January 2012 Bay Area HBase User Group meetup summary + HBaseCon announcement

Categories: Community General HBase

More than 150 people attended the San Francisco Bay Area HBase User Group meetup last Thursday, January 19th, at eBay headquarters in San Jose, California.  Presenters from StumbleUpon, Facebook, eBay and MapR shared a wealth of information about Apache HBase operations and optimizations, gleaned from their experience running HBase in production environments.

One special item of note: Michael Stack announced HBaseCon 2012, taking place this spring in the Bay Area.  This inaugural conference will focus on the growth and education of the HBase community.  While details of the event are not yet published, the call for speakers is currently open.  Submit your abstract here.

Many of the talks focused on HBase operations.  Here’s a summary of those presentations:

Aravind Gottipati discussed the HBase deployments at StumbleUpon, reflecting on hardware, requirements, configuration, and monitoring tools.

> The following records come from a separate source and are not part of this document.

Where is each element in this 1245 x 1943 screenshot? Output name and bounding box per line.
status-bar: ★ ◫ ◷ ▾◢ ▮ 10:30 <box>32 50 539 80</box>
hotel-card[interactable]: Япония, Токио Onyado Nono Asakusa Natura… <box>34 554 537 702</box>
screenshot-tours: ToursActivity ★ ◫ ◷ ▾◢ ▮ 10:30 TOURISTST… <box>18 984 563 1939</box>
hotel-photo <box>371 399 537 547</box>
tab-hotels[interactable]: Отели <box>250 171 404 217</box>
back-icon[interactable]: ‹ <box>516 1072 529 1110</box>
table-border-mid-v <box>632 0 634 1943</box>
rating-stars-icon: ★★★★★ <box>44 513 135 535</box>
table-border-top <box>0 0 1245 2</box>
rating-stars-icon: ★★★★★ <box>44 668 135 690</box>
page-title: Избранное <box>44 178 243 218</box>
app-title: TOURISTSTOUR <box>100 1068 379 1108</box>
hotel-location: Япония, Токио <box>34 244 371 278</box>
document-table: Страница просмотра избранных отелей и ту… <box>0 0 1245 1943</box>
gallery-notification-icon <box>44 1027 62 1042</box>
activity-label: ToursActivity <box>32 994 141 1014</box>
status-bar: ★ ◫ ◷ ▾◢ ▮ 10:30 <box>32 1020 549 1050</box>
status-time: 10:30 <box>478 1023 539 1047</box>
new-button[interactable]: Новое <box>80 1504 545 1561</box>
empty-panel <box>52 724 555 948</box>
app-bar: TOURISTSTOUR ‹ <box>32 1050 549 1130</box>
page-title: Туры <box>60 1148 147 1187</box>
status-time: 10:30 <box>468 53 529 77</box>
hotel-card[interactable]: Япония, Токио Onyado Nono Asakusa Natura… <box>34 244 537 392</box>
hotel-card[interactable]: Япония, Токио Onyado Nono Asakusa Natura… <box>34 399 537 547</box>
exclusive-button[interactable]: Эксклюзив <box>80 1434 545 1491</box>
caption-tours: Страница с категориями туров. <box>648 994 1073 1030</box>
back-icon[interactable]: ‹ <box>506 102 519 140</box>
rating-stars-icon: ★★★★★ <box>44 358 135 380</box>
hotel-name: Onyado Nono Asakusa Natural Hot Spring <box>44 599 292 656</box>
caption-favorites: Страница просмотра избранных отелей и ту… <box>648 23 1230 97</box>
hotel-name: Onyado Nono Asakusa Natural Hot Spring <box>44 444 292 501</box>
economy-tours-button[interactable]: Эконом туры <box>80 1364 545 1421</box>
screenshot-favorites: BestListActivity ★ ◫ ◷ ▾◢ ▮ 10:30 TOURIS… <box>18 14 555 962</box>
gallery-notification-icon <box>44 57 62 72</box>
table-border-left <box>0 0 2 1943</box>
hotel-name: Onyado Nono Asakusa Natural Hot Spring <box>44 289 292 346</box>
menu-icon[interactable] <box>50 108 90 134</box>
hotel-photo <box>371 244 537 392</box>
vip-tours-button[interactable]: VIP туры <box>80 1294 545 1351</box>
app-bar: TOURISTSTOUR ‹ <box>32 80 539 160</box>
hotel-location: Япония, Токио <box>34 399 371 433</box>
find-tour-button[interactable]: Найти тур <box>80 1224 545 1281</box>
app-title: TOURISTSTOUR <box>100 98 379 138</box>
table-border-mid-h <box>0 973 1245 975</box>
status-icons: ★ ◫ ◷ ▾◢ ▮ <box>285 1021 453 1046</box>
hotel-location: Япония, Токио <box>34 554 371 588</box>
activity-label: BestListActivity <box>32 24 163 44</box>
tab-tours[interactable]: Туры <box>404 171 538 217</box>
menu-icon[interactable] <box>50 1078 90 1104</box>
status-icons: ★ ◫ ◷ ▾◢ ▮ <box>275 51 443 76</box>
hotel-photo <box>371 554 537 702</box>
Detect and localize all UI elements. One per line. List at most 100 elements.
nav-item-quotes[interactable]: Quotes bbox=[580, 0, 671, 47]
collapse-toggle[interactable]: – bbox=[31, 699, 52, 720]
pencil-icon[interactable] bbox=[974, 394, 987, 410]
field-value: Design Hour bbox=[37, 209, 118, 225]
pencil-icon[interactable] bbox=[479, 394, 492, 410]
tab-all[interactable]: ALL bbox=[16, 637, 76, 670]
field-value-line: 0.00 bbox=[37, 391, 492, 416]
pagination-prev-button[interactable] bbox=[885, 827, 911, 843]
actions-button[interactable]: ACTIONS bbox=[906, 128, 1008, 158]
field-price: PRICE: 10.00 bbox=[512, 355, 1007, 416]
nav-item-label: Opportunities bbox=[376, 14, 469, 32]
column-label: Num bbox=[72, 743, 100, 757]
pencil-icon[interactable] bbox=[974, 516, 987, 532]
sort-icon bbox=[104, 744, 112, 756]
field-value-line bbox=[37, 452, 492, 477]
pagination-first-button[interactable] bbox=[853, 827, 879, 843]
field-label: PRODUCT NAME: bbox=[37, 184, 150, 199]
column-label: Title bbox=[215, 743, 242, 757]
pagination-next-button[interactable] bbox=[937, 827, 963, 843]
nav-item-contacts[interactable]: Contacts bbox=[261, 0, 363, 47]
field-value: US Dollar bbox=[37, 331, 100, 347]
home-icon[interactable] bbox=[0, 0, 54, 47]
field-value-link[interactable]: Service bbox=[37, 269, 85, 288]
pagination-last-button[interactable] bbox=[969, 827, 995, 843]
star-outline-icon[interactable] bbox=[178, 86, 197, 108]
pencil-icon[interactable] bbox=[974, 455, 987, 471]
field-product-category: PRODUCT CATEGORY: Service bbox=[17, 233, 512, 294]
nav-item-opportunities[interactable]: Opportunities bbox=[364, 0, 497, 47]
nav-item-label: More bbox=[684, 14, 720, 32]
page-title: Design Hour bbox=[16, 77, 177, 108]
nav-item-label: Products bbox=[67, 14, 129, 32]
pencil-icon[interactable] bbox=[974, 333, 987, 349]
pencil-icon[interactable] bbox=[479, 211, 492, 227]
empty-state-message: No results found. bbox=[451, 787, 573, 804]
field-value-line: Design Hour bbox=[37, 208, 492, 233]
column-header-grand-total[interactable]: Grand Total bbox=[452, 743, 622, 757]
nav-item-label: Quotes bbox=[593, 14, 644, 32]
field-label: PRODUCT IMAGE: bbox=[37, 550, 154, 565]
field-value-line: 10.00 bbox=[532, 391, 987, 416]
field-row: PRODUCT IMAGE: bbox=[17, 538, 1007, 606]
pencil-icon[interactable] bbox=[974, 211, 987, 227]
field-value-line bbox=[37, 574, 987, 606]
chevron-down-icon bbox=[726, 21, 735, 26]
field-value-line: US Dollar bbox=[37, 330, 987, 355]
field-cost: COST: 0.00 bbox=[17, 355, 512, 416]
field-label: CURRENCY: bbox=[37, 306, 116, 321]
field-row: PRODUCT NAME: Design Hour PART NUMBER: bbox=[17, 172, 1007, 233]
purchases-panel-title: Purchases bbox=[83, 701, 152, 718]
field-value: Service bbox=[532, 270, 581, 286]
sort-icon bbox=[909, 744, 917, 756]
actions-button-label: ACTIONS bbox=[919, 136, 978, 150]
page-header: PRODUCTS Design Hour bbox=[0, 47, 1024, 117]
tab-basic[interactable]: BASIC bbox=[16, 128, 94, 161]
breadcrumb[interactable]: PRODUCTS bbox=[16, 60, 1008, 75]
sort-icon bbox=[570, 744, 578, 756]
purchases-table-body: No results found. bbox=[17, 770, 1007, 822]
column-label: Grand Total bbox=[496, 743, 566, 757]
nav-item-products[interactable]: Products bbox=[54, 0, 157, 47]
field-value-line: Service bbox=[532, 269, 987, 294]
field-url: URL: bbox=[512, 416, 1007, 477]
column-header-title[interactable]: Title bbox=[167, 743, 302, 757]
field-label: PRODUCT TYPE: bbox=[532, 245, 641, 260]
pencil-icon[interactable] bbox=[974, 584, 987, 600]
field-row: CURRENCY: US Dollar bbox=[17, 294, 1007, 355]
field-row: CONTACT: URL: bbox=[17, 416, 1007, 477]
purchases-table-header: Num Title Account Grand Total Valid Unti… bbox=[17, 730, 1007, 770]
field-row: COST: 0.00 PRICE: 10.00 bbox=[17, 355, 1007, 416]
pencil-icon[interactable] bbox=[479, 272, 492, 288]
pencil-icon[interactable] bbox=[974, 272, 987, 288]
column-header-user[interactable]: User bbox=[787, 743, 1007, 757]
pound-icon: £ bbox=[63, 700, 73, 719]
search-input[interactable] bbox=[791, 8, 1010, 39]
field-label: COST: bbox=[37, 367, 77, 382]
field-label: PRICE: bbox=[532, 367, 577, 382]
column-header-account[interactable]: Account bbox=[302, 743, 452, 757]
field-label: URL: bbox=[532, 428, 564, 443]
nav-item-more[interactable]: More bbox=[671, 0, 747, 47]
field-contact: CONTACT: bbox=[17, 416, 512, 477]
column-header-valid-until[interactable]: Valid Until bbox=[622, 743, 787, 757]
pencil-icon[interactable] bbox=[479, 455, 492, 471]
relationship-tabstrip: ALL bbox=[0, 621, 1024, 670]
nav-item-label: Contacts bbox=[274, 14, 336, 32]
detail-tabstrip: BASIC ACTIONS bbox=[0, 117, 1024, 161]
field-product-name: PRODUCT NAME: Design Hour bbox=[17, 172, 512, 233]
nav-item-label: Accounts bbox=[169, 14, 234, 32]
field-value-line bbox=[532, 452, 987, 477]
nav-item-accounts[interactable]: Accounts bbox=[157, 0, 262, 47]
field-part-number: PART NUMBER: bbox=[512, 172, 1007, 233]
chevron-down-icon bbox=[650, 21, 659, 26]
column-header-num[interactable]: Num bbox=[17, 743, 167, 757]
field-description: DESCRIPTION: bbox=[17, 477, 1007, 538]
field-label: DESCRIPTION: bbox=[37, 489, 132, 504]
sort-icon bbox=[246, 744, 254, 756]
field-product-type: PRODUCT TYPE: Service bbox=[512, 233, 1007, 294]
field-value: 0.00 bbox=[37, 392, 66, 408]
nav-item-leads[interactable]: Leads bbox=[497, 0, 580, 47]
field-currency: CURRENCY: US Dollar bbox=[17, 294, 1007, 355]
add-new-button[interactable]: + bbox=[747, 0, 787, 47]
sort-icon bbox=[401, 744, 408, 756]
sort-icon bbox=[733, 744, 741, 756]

Aravind also pointed out some operational challenges StumbleUpon has faced, and suggested some improvements for future HBase versions.  [slides]

Next, Paul Tuckfield presented on HBase operations at Facebook. He shared interesting facts about their deployment, such as how their clusters span multiple racks to avoid network uplinks as a single point of failure, and how their clusters are as slow as their slowest region server.  [slides]

eBay’s Swati Agarwal and Thomas Pan gave a talk on eBay’s HBase deployments, sharing many statistics about their pre-production deployment, and discussed their need for well-distributed keys and the impact on their rowkey schema. They also talked about their HBase-related challenges, including a need for more stability and how upgrades incur significant downtime.  [slides]

By now, the meeting was running a bit behind schedule, so J.D. Cryans gave a quick presentation about some experiments he did at StumbleUpon involving different caching configurations and datasets. He showed his numbers in a couple of different runs based on a snapshot of the upcoming CDH3u3 release from Cloudera, which is currently in production at StumbleUpon.  The runs were with with no block cache, short-circuited reads, and 100% block cache. The main takeaway was that it is very important to have a good understanding of how much data that needs to be read for your specific use case, and how this data fits into HBase.  [slides]

In addition to the above talks, Tomer Shiran from MapR gave an overview of MapR’s product, and Mikhail Bautin from Facebook concluded the meetup with some slides about the various optimizations that Facebook has contributed back to the HBase community in the area of scanner performance.

Slides for all presentations are available here, and the link to the meetup web page is here.

Thanks to eBay for inviting the HBase User Group to their building, and providing the free pizza and beer.  See you at HBaseCon 2012!